DiagnosticNews . Februar 2007  . Wettbewerbsrecht

Verkaufsverbot im Internet

Genehmigung der Wettbewerbsbehörde unter Vorbehalt

Ein Hersteller von HiFi-Produkten und Heimkinos untersagte seinem Abnehmer, seine hochwertigen Produkte über das Internet zu vertreiben. Die französische Wettbewerbsbehörde („Conseil de la Concurrence“) beurteilte diese Klausel als unzulässig und forderte den Hersteller auf, sie abzuändern. Nach der neuen, von der Wettbewerbsbehörde genehmigten Klausel ist der Direktverkauf von hochwertigen Geräten nur dann gestattet, wenn der Endabnehmer bestätigt:

  • das Gerät bereits bei einem akkreditierten Verkäufer ausprobiert und
  • personalisierte Ratschläge hierzu erhalten zu haben.
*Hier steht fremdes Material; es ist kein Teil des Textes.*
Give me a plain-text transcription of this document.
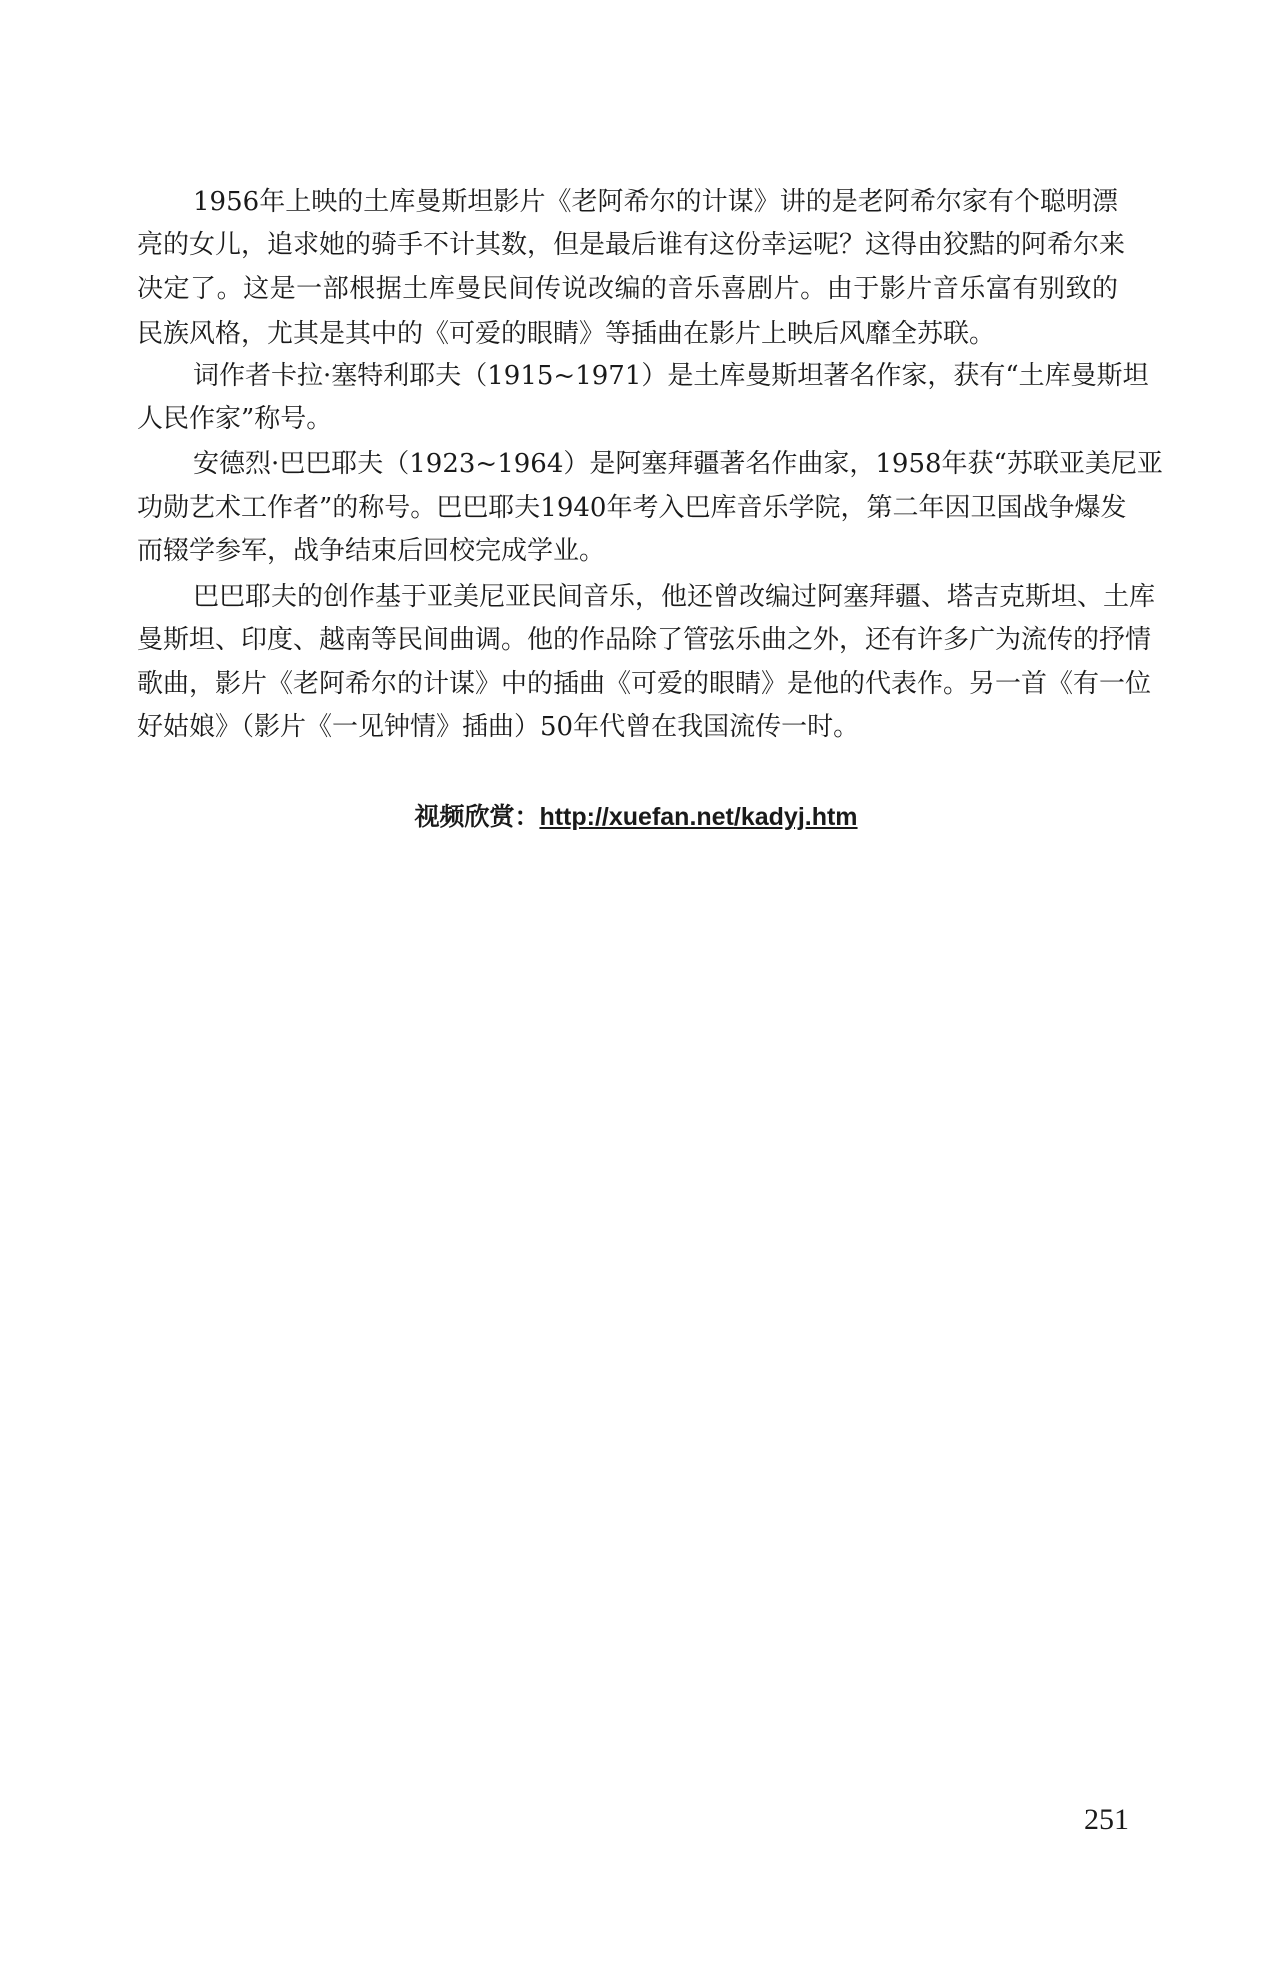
1956年上映的土库曼斯坦影片《老阿希尔的计谋》讲的是老阿希尔家有个聪明漂
亮的女儿，追求她的骑手不计其数，但是最后谁有这份幸运呢？这得由狡黠的阿希尔来
决定了。这是一部根据土库曼民间传说改编的音乐喜剧片。由于影片音乐富有别致的
民族风格，尤其是其中的《可爱的眼睛》等插曲在影片上映后风靡全苏联。
词作者卡拉·塞特利耶夫（1915~1971）是土库曼斯坦著名作家，获有“土库曼斯坦
人民作家”称号。
安德烈·巴巴耶夫（1923~1964）是阿塞拜疆著名作曲家，1958年获“苏联亚美尼亚
功勋艺术工作者”的称号。巴巴耶夫1940年考入巴库音乐学院，第二年因卫国战争爆发
而辍学参军，战争结束后回校完成学业。
巴巴耶夫的创作基于亚美尼亚民间音乐，他还曾改编过阿塞拜疆、塔吉克斯坦、土库
曼斯坦、印度、越南等民间曲调。他的作品除了管弦乐曲之外，还有许多广为流传的抒情
歌曲，影片《老阿希尔的计谋》中的插曲《可爱的眼睛》是他的代表作。另一首《有一位
好姑娘》（影片《一见钟情》插曲）50年代曾在我国流传一时。
视频欣赏：http://xuefan.net/kadyj.htm
251
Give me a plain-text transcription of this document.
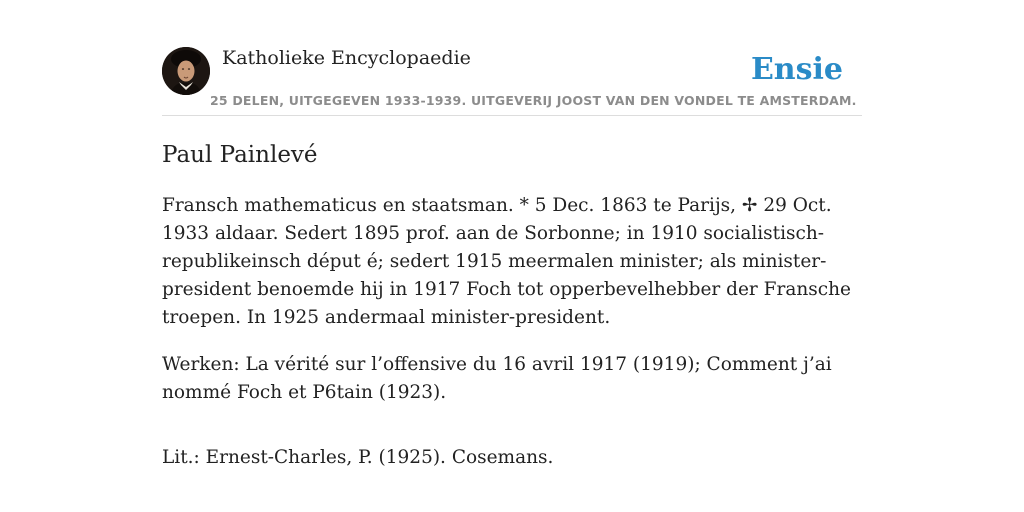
Katholieke Encyclopaedie	Ensie
25 DELEN, UITGEGEVEN 1933-1939. UITGEVERIJ JOOST VAN DEN VONDEL TE AMSTERDAM.
Paul Painlevé

Fransch mathematicus en staatsman. * 5 Dec. 1863 te Parijs, ✢ 29 Oct. 1933 aldaar. Sedert 1895 prof. aan de Sorbonne; in 1910 socialistisch-republikeinsch déput é; sedert 1915 meermalen minister; als minister-president benoemde hij in 1917 Foch tot opperbevelhebber der Fransche troepen. In 1925 andermaal minister-president.

Werken: La vérité sur l’offensive du 16 avril 1917 (1919); Comment j’ai nommé Foch et P6tain (1923).

Lit.: Ernest-Charles, P. (1925). Cosemans.
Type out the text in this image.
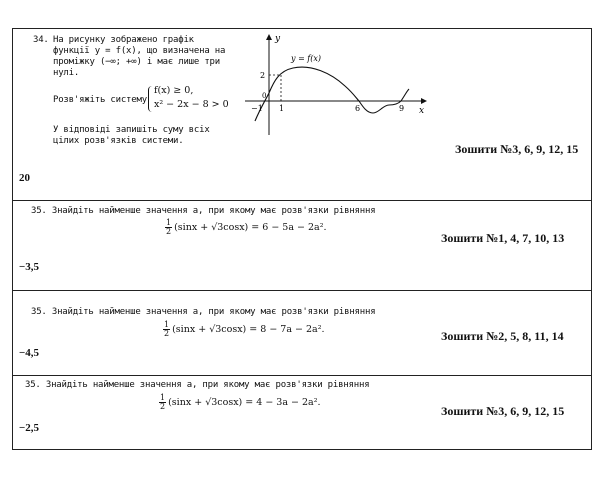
34. На рисунку зображено графік
функції y = f(x), що визначена на
проміжку (−∞; +∞) і має лише три
нулі.
Розв'яжіть систему
f(x) ≥ 0,
x² − 2x − 8 > 0
У відповіді запишіть суму всіх
цілих розв'язків системи.
y
x
y = f(x)
2
0
−1 1	6	9
20
Зошити №3, 6, 9, 12, 15
35. Знайдіть найменше значення a, при якому має розв'язки рівняння
$\frac{1}{2} (\sin x + √3\cos x) = 6 - 5a - 2a^2$.
−3,5
Зошити №1, 4, 7, 10, 13
35. Знайдіть найменше значення a, при якому має розв'язки рівняння
$\frac{1}{2} (\sin x + √3\cos x) = 8 - 7a - 2a^2$.
−4,5
Зошити №2, 5, 8, 11, 14
35. Знайдіть найменше значення a, при якому має розв'язки рівняння
$\frac{1}{2} (\sin x + √3\cos x) = 4 - 3a - 2a^2$.
−2,5
Зошити №3, 6, 9, 12, 15
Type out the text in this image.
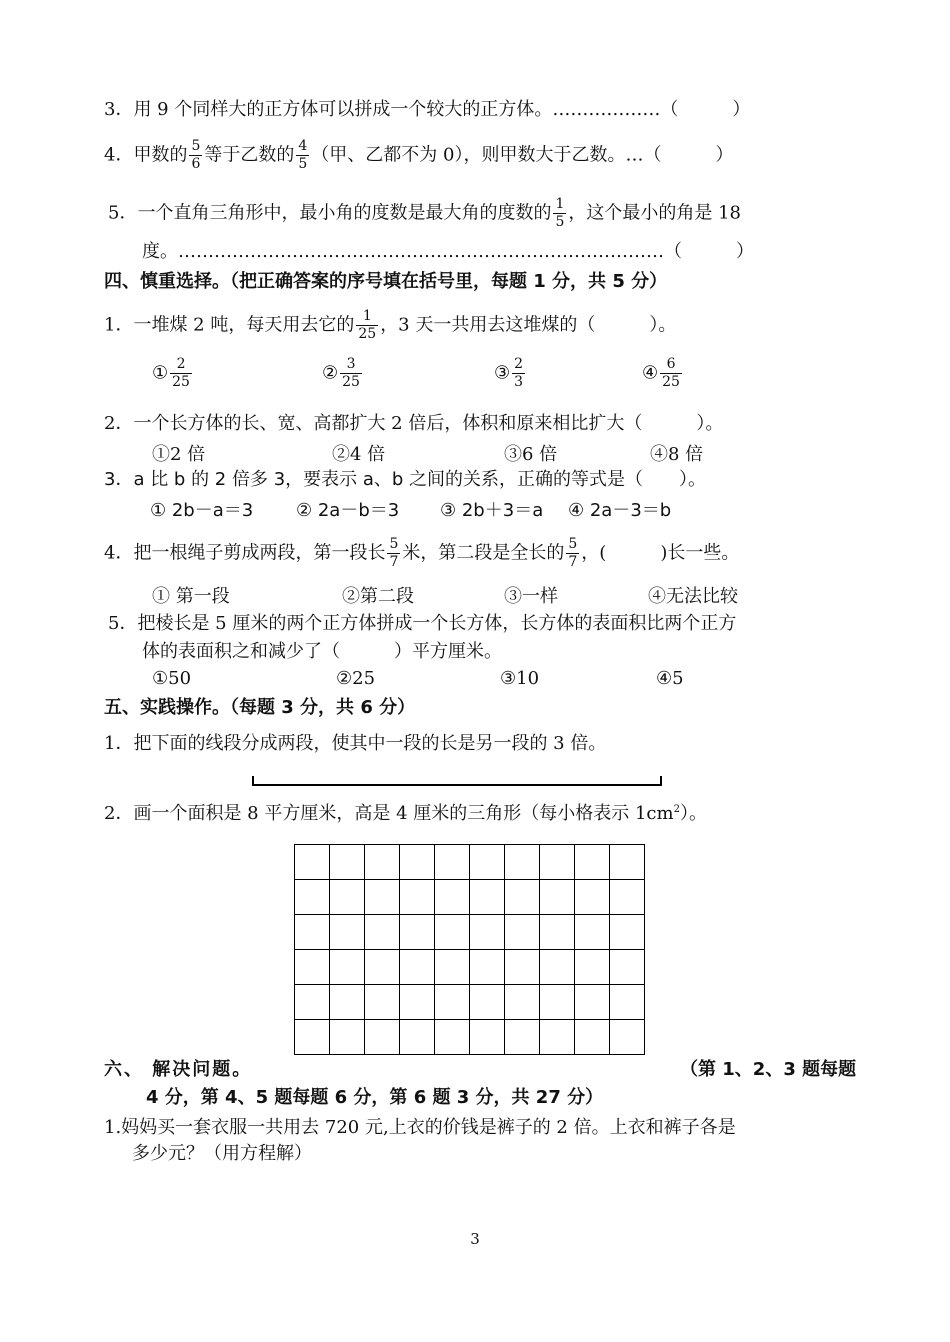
3．用 9 个同样大的正方体可以拼成一个较大的正方体。………………（　　　）
4．甲数的 $\frac{5}{6}$ 等于乙数的 $\frac{4}{5}$ （甲、乙都不为 0），则甲数大于乙数。…（　　　）
5．一个直角三角形中，最小角的度数是最大角的度数的 $\frac{1}{5}$ ，这个最小的角是 18
度。………………………………………………………………………（　　　）
四、慎重选择。（把正确答案的序号填在括号里，每题 1 分，共 5 分）
1．一堆煤 2 吨，每天用去它的 $\frac{1}{25}$ ，3 天一共用去这堆煤的（　　　）。
① $\frac{2}{25}$	② $\frac{3}{25}$	③ $\frac{2}{3}$	④ $\frac{6}{25}$
2．一个长方体的长、宽、高都扩大 2 倍后，体积和原来相比扩大（　　　）。
①2 倍	②4 倍	③6 倍	④8 倍
3．a 比 b 的 2 倍多 3，要表示 a、b 之间的关系，正确的等式是（　　）。
① 2b－a＝3 ② 2a－b＝3 ③ 2b＋3＝a ④ 2a－3＝b
4．把一根绳子剪成两段，第一段长 $\frac{5}{7}$ 米，第二段是全长的 $\frac{5}{7}$ ，(　　　)长一些。
① 第一段	②第二段	③一样	④无法比较
5．把棱长是 5 厘米的两个正方体拼成一个长方体，长方体的表面积比两个正方
体的表面积之和减少了（　　　）平方厘米。
①50	②25	③10	④5
五、实践操作。（每题 3 分，共 6 分）
1．把下面的线段分成两段，使其中一段的长是另一段的 3 倍。
2．画一个面积是 8 平方厘米，高是 4 厘米的三角形（每小格表示 $1cm^2$）。

六、 解决问题。	（第 1、2、3 题每题
4 分，第 4、5 题每题 6 分，第 6 题 3 分，共 27 分）
1.妈妈买一套衣服一共用去 720 元,上衣的价钱是裤子的 2 倍。上衣和裤子各是
多少元？（用方程解）
3
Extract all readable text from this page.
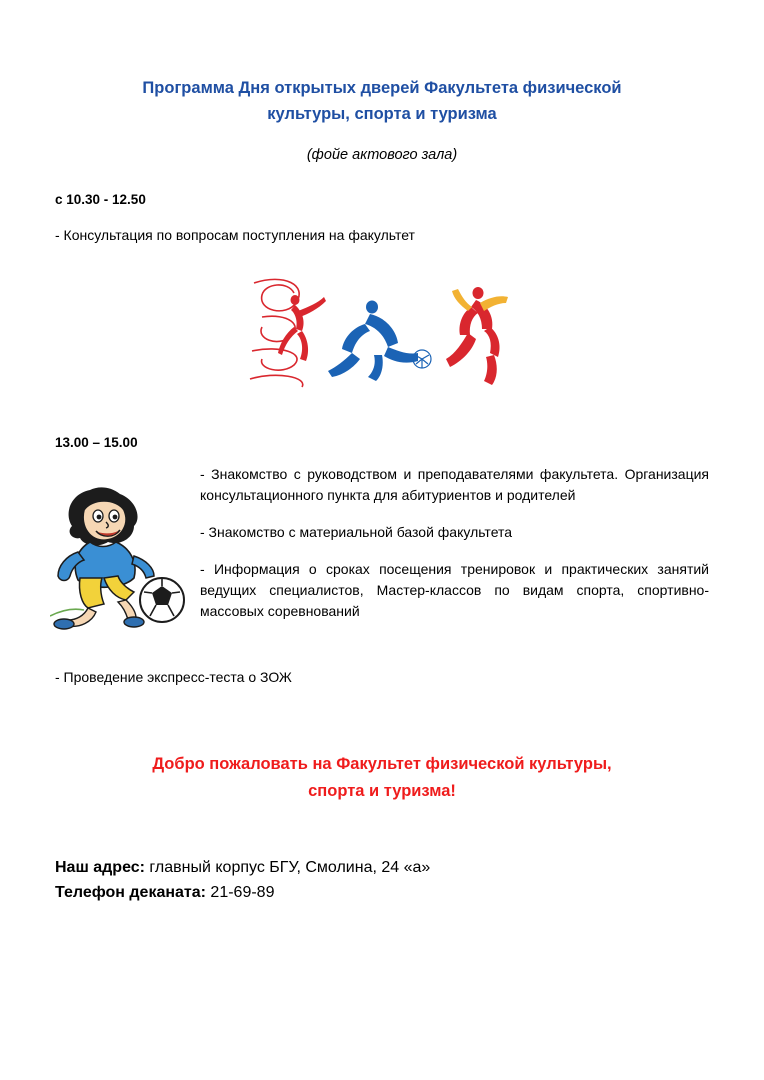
Программа Дня открытых дверей Факультета физической
культуры, спорта и туризма
(фойе актового зала)
с 10.30 - 12.50
- Консультация по вопросам поступления на факультет
13.00 – 15.00
- Знакомство с руководством и преподавателями факультета. Организация консультационного пункта для абитуриентов и родителей
- Знакомство с материальной базой факультета
- Информация о сроках посещения тренировок и практических занятий ведущих специалистов, Мастер-классов по видам спорта, спортивно-массовых соревнований
- Проведение экспресс-теста о ЗОЖ
Добро пожаловать на Факультет физической культуры,
спорта и туризма!
Наш адрес: главный корпус БГУ, Смолина, 24 «а»
Телефон деканата: 21-69-89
Soweit der Wiederverkäufer diese Bedingungen nicht einhält, ist der Hersteller berechtigt, bezüglich des Direktverkaufs den bestehenden Vertrag aufzukündigen.

Aus den Ausführungen der Wettbewerbsbehörde ergibt sich, dass nur das Vorliegen von ganz spezifischen Umständen den Verkauf über das Internet verbieten kann. Trotzdem ist nicht zu übersehen, dass die neue, vom französischen „Conseil de la Concurrence“ genehmigte Klausel letztlich den Endabnehmer doch dazu zwingt, sich in einen Laden zu begeben und dann eventuell dort auch einzukaufen. Es ist abzuwarten, inwieweit andere Lieferanten ähnliche Klauseln einführen.